Nunca amanhecera assim, num inimaginável
barracão perto da cidade gótica.
A sua casa.
Conhecia-o do Fandango,
e sabia apenas que uma tristeza sem lágrimas
lhe iluminava as tardes e as noites.

Dessa vez foi diferente. Eu acabara de partir
um copo no único pub ainda aberto
(a memória já não me devolve o nome).
Ele veio sentar-se ao meu lado, bêbedo
contra bêbedo, unidos pelo quase esplendor
da queda. Convidou-me a segui-lo e eu,
não sei bem porquê, acedi. Acompanhei-o
até às duas assoalhadas em que morava
– sem vizinhos, numa barraca de alumínio
e tabopan que fazia da palavra desespero
um eufemismo inoportuno. O cão,
pelo menos, gostou de nos ver chegar.

Depois chorou, a troco de nada. Queria apenas
um ombro concreto onde pousar a cabeça
que a mulher e as filhas já nem por engano
beijavam. Não precisava de gestos ou palavras,
bastava-lhe ser ouvido, partilhar o impartilhável
a que talvez chamasse (não me lembro bem) a dor.
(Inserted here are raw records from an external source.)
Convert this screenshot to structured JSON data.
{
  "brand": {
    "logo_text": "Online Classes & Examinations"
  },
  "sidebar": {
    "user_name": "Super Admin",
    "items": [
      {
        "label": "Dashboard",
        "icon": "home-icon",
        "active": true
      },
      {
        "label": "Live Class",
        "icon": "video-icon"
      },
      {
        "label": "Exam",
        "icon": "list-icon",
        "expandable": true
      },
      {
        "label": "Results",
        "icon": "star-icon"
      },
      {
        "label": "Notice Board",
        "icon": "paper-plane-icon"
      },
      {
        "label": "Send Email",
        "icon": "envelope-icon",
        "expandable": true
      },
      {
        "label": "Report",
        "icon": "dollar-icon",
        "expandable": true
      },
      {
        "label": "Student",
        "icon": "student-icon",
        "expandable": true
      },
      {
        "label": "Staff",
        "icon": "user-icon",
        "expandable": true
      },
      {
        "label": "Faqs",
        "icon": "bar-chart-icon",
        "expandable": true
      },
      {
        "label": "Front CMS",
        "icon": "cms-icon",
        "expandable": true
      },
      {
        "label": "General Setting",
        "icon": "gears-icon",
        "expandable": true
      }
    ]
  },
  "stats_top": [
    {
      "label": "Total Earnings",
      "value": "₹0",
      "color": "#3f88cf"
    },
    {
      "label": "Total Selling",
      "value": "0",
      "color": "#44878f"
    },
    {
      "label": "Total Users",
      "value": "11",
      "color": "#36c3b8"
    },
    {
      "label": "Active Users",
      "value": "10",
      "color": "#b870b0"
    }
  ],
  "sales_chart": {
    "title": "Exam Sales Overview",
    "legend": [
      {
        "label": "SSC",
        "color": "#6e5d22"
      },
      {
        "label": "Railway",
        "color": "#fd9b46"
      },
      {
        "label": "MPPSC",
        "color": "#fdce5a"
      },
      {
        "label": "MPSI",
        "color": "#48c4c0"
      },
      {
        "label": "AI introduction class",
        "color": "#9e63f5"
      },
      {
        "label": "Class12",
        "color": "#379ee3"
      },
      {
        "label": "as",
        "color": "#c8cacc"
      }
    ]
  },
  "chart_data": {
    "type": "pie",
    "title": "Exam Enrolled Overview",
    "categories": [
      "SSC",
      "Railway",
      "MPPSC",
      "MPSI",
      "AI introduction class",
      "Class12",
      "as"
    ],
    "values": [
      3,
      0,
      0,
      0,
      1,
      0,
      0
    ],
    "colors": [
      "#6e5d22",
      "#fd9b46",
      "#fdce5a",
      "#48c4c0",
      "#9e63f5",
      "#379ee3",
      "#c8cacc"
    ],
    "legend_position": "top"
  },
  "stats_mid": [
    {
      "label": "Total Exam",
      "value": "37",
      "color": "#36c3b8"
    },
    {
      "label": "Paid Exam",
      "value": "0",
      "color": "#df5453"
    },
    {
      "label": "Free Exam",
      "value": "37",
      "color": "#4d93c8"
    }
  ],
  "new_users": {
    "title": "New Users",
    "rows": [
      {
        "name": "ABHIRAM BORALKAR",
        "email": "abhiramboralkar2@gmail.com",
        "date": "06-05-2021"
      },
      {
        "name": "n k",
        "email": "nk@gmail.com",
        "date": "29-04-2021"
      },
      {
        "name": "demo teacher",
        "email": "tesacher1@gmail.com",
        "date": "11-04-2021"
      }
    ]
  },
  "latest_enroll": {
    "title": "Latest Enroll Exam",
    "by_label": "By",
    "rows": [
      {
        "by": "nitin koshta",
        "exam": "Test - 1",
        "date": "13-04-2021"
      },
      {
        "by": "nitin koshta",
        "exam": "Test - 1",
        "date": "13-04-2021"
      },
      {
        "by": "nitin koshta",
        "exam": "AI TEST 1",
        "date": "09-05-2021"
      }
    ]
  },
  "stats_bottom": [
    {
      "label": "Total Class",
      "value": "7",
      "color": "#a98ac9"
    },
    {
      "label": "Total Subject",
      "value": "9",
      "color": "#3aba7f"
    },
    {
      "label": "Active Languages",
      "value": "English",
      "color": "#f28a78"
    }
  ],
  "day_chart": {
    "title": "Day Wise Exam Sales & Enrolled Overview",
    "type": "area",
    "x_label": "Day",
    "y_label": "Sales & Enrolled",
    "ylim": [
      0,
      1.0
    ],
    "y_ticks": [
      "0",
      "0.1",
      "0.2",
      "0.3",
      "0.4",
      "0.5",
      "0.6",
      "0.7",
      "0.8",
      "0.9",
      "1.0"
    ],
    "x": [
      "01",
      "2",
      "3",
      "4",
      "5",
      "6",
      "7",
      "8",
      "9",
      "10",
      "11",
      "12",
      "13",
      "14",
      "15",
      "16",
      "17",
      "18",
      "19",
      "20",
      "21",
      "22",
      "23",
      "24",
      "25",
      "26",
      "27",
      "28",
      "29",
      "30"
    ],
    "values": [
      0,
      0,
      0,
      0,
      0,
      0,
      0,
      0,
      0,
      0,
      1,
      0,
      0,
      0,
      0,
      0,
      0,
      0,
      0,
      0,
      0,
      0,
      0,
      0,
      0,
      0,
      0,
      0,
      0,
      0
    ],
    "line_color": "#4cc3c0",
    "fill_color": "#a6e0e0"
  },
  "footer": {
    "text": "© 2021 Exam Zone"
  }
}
Adormeceu assim, no meu ombro – e eu estava
capaz de matar (mas não a ele) por uma cerveja,
pelo gin que horas antes encontrara demasiado
cedo o chão. Ao amanhecer, abanei-o levemente,
disse-lhe que tinha mesmo de ir. Beijou-me
a mão, agradeceu com um sorriso estragado
aquele nada de nada entre dois homens
que nunca mais se voltarão a ver. Cá fora,
uma luz amordaçada desaconselhava qualquer
tentação lírica, vinha morrer nas couves,
nos dejectos vários que lhe tornavam menos só
  a solidão.

Não reconheci a cidade: pálida, desinteressante, reles.
Tremia de sono e frio ao entrar no primeiro
autocarro e quase acreditei – por algumas horas –
que existia, afinal, alguém ainda mais triste do que eu.
Je ne m'étais jamais réveillé ainsi, dans un inimaginable
hangar près de la ville gothique.
Sa maison.
Je l'avais connu par le Fandango,
et c'est à peine si je savais qu'une tristesse sans larmes
pouvait égayé les soirées et les nuits.

Cette fois c'était différent. J'avais pris un dernier
verre (je ne me souviens plus de son nom)
dans l'unique pub encore ouvert
Il était venu s'asseoir auprès de moi, ivrogne
contre ivrogne, unis par la presque splendeur
de la chute. Il m'invita à le suivre et moi,
j'acceptai, je ne sais trop pourquoi. Je l'accompagnai
jusqu'au deux pièces dans lesquelles il vivait
-- sans aucun voisin, dans une baraque en alu
et novopan qui ont fait du mot désespoir
un euphémisme inopportun. Le chien,
lui au moins, apprécia notre arrivée.

Puis il se mit à pleurer sans raison. Il voulait juste
une épaule solide où reposer sa tête
que femme et filles déjà n'embrassaient plus
que par erreur. Il n'avait pas besoin de gestes ou de mots,
il lui suffisait d'être entendu, de partager avec impartialité
ce qui pourrait s'appeler (si je m'en souviens) de la douleur.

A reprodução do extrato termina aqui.